Nowadays I find the same thing is true when I’m helping my clients win projects. They need the best strategy for them. Not my preferred way of working … but something that matches their strengths and capabilities.
Like Mr Morgan, I draw together all the disparate information clients give me, then recognise the patterns. That allows me to get to the essence quickly and make a useful intervention. That’s normally just naming what’s going on and what my clients might do next.
Earlier this week my attention was drawn to this again. This is a paragraph from the book Peak: Secrets from the New Science of Expertise by Anders Ericsson. (Thanks Stuart.)

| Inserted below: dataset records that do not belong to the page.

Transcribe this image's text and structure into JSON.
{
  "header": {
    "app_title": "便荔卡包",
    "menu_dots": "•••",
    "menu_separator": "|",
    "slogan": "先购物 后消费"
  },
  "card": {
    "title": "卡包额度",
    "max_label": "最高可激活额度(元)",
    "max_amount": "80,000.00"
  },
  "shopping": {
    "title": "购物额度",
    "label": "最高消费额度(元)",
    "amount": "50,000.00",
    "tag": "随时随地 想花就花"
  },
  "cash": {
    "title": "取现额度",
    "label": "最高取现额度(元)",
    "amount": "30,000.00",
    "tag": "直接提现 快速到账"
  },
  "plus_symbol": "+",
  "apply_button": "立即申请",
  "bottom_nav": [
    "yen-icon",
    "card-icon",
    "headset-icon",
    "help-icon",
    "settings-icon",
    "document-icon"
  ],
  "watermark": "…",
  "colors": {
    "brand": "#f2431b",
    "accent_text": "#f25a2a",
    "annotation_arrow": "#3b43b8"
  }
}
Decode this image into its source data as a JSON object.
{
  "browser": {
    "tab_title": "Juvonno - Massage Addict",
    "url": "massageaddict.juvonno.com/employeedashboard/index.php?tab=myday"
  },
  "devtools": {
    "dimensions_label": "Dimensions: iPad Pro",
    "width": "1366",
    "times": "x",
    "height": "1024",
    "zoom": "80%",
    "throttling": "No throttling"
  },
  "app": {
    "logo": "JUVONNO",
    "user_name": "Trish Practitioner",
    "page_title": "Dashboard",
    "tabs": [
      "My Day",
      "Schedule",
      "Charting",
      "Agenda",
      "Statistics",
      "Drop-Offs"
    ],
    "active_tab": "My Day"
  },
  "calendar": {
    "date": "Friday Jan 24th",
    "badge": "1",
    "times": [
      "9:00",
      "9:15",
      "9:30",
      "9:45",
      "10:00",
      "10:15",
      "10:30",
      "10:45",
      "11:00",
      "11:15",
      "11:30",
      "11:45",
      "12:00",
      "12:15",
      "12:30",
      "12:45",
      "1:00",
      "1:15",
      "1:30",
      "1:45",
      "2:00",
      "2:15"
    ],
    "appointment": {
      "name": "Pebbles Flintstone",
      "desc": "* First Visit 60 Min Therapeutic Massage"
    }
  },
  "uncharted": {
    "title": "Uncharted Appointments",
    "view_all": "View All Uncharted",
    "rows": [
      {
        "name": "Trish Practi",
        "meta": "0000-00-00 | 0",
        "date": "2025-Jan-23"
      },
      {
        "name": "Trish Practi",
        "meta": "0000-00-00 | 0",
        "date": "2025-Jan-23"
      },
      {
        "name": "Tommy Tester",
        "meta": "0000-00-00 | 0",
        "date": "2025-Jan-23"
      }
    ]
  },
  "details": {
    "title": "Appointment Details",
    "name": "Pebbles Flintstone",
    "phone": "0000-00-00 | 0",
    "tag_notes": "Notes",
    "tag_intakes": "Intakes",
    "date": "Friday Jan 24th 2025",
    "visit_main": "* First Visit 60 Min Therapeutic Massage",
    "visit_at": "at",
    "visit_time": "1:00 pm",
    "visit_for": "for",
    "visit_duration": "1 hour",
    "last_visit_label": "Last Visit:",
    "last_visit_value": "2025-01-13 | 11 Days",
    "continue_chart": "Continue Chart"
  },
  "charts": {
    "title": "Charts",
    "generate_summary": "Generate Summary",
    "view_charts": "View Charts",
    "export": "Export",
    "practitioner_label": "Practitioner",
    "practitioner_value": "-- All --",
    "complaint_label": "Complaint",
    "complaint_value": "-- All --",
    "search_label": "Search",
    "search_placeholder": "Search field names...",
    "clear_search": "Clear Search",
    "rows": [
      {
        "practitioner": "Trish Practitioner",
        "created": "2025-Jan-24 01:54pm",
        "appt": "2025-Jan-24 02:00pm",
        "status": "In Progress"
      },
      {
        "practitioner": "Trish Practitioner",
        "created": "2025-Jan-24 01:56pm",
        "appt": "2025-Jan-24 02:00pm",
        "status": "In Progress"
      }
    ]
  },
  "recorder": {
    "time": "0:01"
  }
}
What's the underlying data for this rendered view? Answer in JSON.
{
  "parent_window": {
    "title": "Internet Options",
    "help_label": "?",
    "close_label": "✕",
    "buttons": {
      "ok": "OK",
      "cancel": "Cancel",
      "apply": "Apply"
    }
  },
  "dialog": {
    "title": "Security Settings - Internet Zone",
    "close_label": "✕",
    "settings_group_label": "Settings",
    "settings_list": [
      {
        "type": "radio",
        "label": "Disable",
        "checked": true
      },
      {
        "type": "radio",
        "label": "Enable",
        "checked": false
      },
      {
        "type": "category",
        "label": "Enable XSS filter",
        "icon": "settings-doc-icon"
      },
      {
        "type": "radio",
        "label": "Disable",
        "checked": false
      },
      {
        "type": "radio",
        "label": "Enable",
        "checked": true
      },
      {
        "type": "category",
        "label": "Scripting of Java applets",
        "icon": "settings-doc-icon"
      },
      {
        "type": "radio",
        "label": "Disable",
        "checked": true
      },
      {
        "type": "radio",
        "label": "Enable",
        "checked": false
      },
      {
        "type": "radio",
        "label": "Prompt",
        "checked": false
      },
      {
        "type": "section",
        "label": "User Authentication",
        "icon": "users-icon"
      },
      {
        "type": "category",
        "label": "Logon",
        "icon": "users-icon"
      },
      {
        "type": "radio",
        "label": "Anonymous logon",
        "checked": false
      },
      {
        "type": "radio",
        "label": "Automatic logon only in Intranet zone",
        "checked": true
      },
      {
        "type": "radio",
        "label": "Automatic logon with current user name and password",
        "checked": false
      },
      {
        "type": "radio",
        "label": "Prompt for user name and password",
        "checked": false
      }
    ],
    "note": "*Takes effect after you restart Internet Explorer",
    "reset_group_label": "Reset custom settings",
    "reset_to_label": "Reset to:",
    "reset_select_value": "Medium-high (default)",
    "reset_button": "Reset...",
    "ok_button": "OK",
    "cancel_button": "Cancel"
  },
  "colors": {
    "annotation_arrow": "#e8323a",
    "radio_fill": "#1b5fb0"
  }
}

“In pretty much every area, a hallmark of expert performance is the ability to see patterns in a collection of things that would seem random or confusing to people with less developed mental representations (experts see wood where other see trees).”
That’s exactly what Mr Morgan did with my English Language exam results. And it’s precisely what I try to do with my coaching clients. Done well it adds value way beyond anything else.
With this in mind I’d like you to think about your own practice. What patterns do you see in the things your clients tell you about their business? Do you name those patterns in a way that makes a useful distinction, something the client can benefit from and act on?
This ability to recognise and name patterns can help distinguish you from other consultants in your field. It gives clients confidence and proof that you ‘get’ their specific situation. In my opinion distinction naming is the ultimate competitive edge, and a most effective way to show you’re an authority, without relying on content or credentials.
Give it a try and see how you get on.